Global Farmer Field School Platform

Universities across three Eastern African nations integrate Farmer Field School methodology into curricula


For Lilian Dama Kadenge, farming was the last possible option. She once declared that she would rather take up menial jobs than turn to farming. However, when a local university professor came to teach about good agricultural practices, curiosity got the better of her and she joined the Boyani Farmer Field School (FFS) group. Now, the 43-year-old mother and guardian of six has realised her first bumper maize harvest.

‘Being in the FFS is very educational,’ she notes. ‘Learning simple things such as when a maize plant has 15 leaves is when it starts developing the cob, has helped me to track when I should inspect my farm to catch pests like the Fall Army Worm. I now know that instead of getting rid of livestock manure, I can use it to fertilize the plants and ensure good soil fertility’. She has come to appreciate the pros and cons of farming and is now planning to use the knowledge gained to apply an agribusiness approach on her maize farm.

Like it happened for Kadenge, this story repeats itself for many smallholder farmers who enrol in FFS in Eastern Africa. FFS has repeatedly proven useful to enhance skills and knowledge of farmers toward increasing productivity and employing more sustainable agricultural practices.

FFS develops observation skills, promotes collective action and enhances farmers’ understanding of their environment to solve real world agricultural production problems. For more than 30 years, the FFS methodology has been practiced globally and it is estimated that more than 400 000 farmers participate annually. Kadenge is now one of those farmers who graduated from the FFS with honours!

FAO transferred the FFS approach in Eastern Africa in the mid-1990s and it has evolved since then. While the practice has become widespread, mainstreaming FFS within national extension systems has been slow. A reason for this is the inability of extension graduates to apply FFS to real world contexts.  To address this gap, FAO has promoted the integration of FFS knowledge in the curricula of the universities in three countries: Ethiopia, Kenya and Uganda, with a view to institutionalising the FFS approaches.

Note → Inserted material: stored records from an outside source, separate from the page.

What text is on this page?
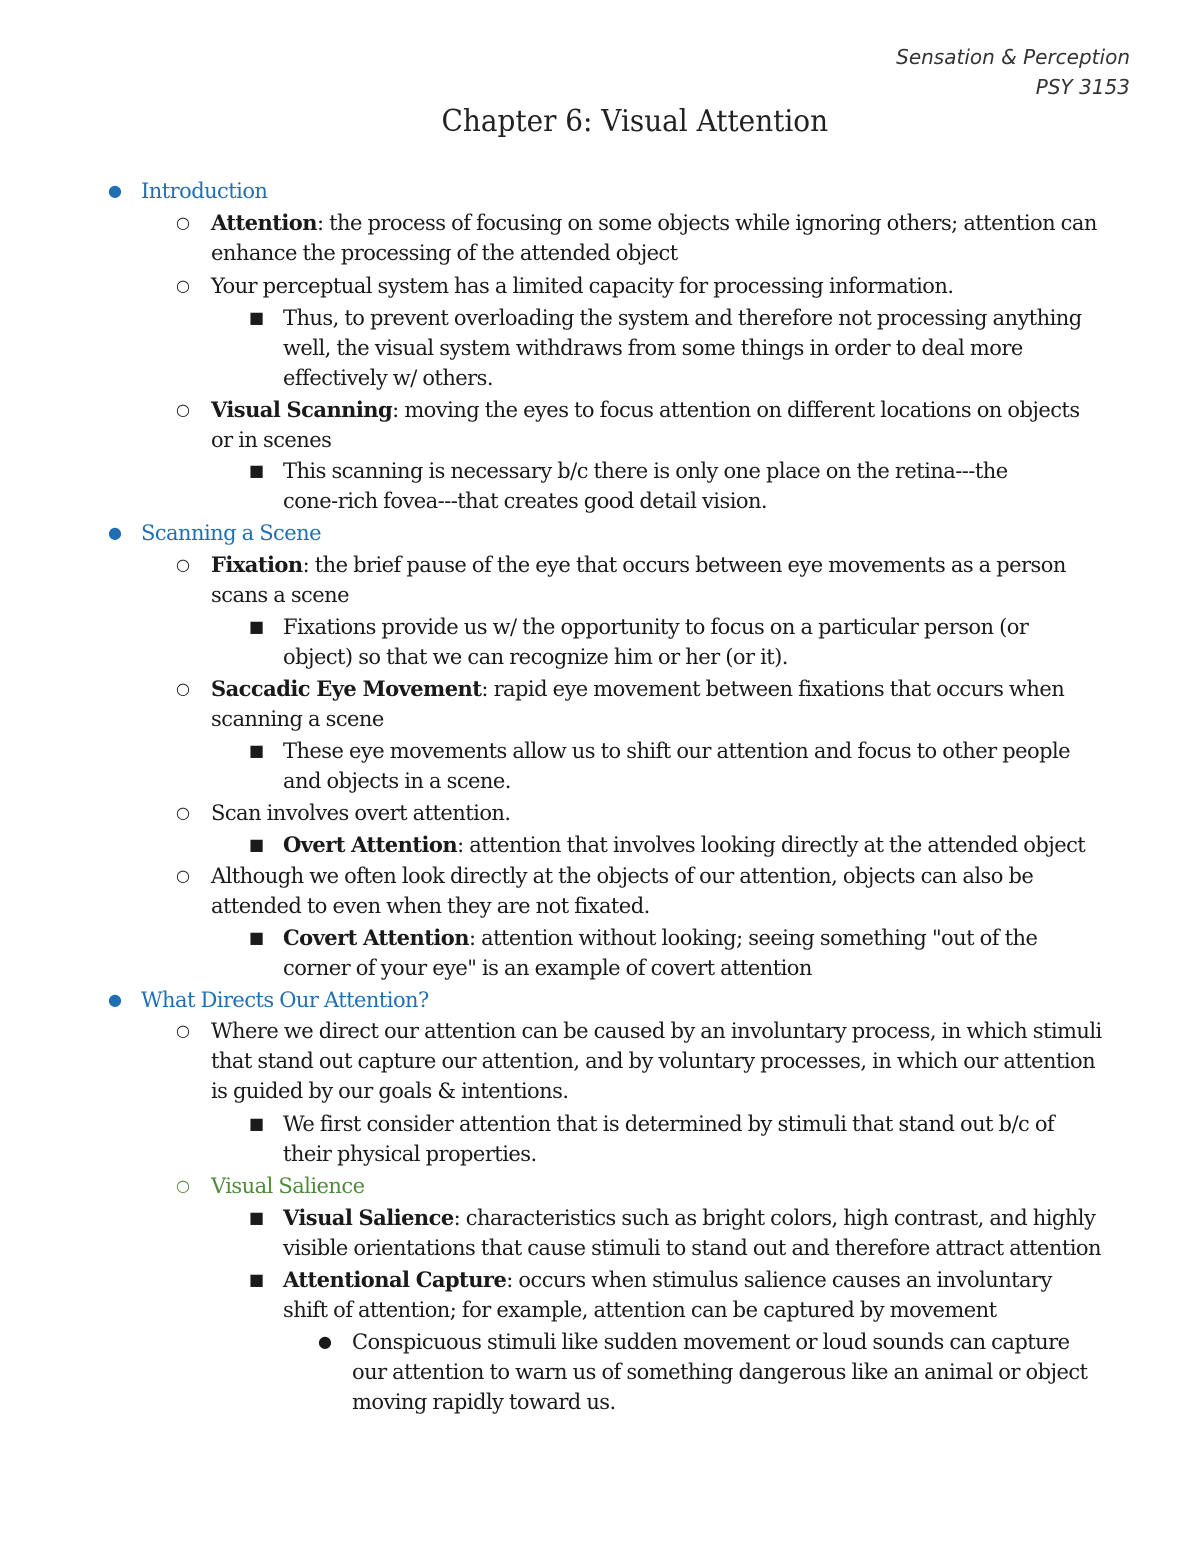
Sensation & Perception
PSY 3153
Chapter 6: Visual Attention
● Introduction
○ Attention: the process of focusing on some objects while ignoring others; attention can
enhance the processing of the attended object
○ Your perceptual system has a limited capacity for processing information.
■ Thus, to prevent overloading the system and therefore not processing anything
well, the visual system withdraws from some things in order to deal more
effectively w/ others.
○ Visual Scanning: moving the eyes to focus attention on different locations on objects
or in scenes
■ This scanning is necessary b/c there is only one place on the retina---the
cone-rich fovea---that creates good detail vision.
● Scanning a Scene
○ Fixation: the brief pause of the eye that occurs between eye movements as a person
scans a scene
■ Fixations provide us w/ the opportunity to focus on a particular person (or
object) so that we can recognize him or her (or it).
○ Saccadic Eye Movement: rapid eye movement between fixations that occurs when
scanning a scene
■ These eye movements allow us to shift our attention and focus to other people
and objects in a scene.
○ Scan involves overt attention.
■ Overt Attention: attention that involves looking directly at the attended object
○ Although we often look directly at the objects of our attention, objects can also be
attended to even when they are not fixated.
■ Covert Attention: attention without looking; seeing something "out of the
corner of your eye" is an example of covert attention
● What Directs Our Attention?
○ Where we direct our attention can be caused by an involuntary process, in which stimuli
that stand out capture our attention, and by voluntary processes, in which our attention
is guided by our goals & intentions.
■ We first consider attention that is determined by stimuli that stand out b/c of
their physical properties.
○ Visual Salience
■ Visual Salience: characteristics such as bright colors, high contrast, and highly
visible orientations that cause stimuli to stand out and therefore attract attention
■ Attentional Capture: occurs when stimulus salience causes an involuntary
shift of attention; for example, attention can be captured by movement
● Conspicuous stimuli like sudden movement or loud sounds can capture
our attention to warn us of something dangerous like an animal or object
moving rapidly toward us.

The initial work began in 2017 with a three-week Training of Facilitators (ToF) module at Pwani University, Kilifi, Kenya. Staff from the University, with additional participants from Ethiopia and Uganda, took a three-week FFS ToF to become certified FFS facilitators.

In 2019, the institutionalisation process continued by adding more universities to the initiative. Hawassa University from Ethiopia, Makerere University, Bukulasa Agriculture College, Arapai Agriculture College [Busitema University], Uganda Christian University, Gulu University, Serere School of Agricultural/Business Studies and Kyambogo University from Uganda all joined.

FAO exerted considerable resources to develop the knowledge and skills of university staff to develop, integrate and deliver FFS curricula in academic programmes. Professors and lecturers from Ethiopia and Uganda took part in a three-week training, which focused on facilitation skills, discovery-based learning, participatory monitoring and evaluation, and the agro-ecosystem analysis. In Kenya, Pwani University continued with the second series of training to produce FFS Master Trainers, who attained the highest level of certification in the FFS realm.

A second aspect of the training involved the establishment of outreach groups in local communities. The trainees were responsible for contacting communities to establish outreach sites and practice their FFS knowledge in the field, literally. One community in Ethiopia, five in Kenya, and three in Uganda were selected as outreach sites for the trainees to practice their new extension skillset.

Farmer participants in Kenya conducted group-led experiments on soil fertility using organic and inorganic fertilizers. In Ethiopia, participants conducted trials on cabbage production; and in Uganda outreach beneficiaries participated in problem ranking exercises to identify challenges affecting ginger production. These exercises enabled the university participants to reinforce FFS skills and to test their academic knowledge applied to the context of farmers.

The universities in the three countries have now developed contextualised curricula at several academic levels - Bachelor’s degree, certificate and short-course levels - to enable current and future extension workers acquire the necessary skills in FFS. The courses will proceed as soon as the relevant university Senates approve. FAO will organize a workshop to bring together all stakeholders to share experiences to support this validation process. 

While the institutionalisation of FFS in higher learning is a demanding task, there is a bright future to expand the initiative across the subregion, particularly to train the existing and future national extension workers to meet the growing demand for FFS.